So you’re worried about a recession?
Throughout 2018, business confidence indicators suggested the New Zealand economy was going to crash and burn. And the most recent GDP data, for the September 2018 quarter, showed the slowest quarterly growth in six years (0.3%, seasonally adjusted). Although this result indicated there was some substance to the pessimism, it is hardly the full-blown recession that the confidence numbers might have suggested.
In our view, New Zealand’s domestic economy remains in a similar position to where it was 12 months ago: prospects of middling growth, somewhat hampered by capacity constraints and a tight labour market, and with some of the most significant potential shifts being driven by government policy and rule changes (such as migration or the housing market). In contrast to this largely unchanged domestic picture, many question marks have appeared during the last year over the international economic environment.
Signs of a slowdown in America
Indicators from Wall Street deteriorated throughout 2018. The Dow plunged 19% between early October and Christmas Eve, the biggest drop in the market since 2007-09. Late in the year, bond markets also pointed towards potential problems for the US economy, with the US five-year government bond rate slipping below its three-year counterpart. A negatively sloped yield curve is a widely recognised precursor to a recession – although the gap between the five-year and three-year rates is not one of the most favoured indicators.

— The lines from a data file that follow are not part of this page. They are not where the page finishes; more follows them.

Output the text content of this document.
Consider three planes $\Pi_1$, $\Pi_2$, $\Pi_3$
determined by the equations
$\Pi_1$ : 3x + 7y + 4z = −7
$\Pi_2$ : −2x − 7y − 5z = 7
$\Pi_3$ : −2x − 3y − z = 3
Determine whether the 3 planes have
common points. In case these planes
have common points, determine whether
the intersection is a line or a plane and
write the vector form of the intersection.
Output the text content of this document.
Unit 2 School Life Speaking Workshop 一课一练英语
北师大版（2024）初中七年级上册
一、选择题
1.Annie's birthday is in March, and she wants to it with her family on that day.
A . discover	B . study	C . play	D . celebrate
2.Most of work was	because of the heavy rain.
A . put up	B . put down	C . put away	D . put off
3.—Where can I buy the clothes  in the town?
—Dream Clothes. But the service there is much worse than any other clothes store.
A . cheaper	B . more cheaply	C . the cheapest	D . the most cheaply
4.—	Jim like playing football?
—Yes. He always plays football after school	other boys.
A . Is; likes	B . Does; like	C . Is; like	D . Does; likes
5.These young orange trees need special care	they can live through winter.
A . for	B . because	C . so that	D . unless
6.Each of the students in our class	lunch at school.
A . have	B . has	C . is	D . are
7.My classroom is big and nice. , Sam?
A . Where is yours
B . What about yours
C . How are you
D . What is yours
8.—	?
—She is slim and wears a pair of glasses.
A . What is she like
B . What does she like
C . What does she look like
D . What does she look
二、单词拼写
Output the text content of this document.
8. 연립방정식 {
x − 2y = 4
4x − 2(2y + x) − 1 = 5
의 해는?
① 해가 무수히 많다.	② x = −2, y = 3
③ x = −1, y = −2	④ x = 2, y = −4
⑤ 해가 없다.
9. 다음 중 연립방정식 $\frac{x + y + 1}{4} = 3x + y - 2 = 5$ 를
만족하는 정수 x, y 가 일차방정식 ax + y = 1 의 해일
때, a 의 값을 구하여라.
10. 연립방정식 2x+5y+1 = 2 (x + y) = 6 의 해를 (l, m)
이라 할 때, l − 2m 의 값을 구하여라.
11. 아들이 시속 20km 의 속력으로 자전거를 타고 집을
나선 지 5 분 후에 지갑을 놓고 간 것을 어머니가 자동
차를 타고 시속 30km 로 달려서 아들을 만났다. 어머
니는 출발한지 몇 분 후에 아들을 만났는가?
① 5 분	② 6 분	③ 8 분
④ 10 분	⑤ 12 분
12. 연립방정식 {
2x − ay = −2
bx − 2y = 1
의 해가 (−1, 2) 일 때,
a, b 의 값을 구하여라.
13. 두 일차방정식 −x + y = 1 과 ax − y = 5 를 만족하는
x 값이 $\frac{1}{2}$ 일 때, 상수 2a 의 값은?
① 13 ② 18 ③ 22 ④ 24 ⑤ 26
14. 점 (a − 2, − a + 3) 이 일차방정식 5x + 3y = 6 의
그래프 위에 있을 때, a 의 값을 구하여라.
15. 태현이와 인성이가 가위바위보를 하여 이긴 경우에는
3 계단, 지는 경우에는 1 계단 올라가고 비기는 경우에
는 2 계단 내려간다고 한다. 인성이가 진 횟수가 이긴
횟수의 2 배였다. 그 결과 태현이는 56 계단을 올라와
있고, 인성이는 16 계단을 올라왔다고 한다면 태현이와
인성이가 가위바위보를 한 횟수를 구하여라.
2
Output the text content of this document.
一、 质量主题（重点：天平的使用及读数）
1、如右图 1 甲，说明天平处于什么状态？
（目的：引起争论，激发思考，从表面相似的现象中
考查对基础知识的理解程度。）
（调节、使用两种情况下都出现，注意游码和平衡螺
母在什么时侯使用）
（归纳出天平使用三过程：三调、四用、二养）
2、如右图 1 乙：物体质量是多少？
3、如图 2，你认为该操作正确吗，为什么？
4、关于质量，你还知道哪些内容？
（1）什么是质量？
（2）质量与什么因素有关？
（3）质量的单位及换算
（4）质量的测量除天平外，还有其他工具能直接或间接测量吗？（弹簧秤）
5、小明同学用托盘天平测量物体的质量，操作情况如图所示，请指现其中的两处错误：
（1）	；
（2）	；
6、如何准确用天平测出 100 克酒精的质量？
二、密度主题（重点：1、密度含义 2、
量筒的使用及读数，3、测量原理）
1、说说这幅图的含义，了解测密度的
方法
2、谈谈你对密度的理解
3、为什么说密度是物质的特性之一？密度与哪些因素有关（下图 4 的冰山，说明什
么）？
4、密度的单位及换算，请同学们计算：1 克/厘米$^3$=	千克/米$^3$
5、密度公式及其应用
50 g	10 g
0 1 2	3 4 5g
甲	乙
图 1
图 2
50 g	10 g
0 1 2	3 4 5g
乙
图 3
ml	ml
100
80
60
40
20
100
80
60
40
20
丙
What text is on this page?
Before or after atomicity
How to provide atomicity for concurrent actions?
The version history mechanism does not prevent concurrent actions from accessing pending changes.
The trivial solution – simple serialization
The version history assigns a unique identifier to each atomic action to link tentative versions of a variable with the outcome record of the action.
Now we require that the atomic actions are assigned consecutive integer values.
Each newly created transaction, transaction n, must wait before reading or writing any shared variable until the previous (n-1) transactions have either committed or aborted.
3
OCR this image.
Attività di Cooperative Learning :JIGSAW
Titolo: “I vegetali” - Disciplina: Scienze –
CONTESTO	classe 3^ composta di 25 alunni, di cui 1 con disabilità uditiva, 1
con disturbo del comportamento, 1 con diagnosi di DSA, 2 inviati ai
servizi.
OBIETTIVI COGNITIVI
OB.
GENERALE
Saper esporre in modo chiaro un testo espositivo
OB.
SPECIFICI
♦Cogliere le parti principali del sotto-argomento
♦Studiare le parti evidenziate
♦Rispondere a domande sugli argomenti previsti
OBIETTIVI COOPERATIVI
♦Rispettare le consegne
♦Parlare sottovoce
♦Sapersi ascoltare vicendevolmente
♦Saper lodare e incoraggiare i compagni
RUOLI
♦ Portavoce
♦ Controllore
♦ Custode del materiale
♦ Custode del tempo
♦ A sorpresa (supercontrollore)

Instead, our preference is to look at the gaps between the US ten-year bond rate and the one-year and two-year rates. At this stage, the US ten-year bond rate remains higher than the two other rates. Nevertheless, both gaps have shrunk to less than 20 basis points and have not been smaller since 2007 (see Graph 1). If either of these yield gaps turns negative, it typically indicates a US recession will begin, on average, about 15 months later.
Although US economic growth is set to slow, we believe there is another 12-18 months before any likely downturn really starts to bite. That view is borne out by Consensus forecasts, which have US growth holding above 2.5%pa this year, but then slowing to 1.8%pa by the end of 2020. (see Graph 2).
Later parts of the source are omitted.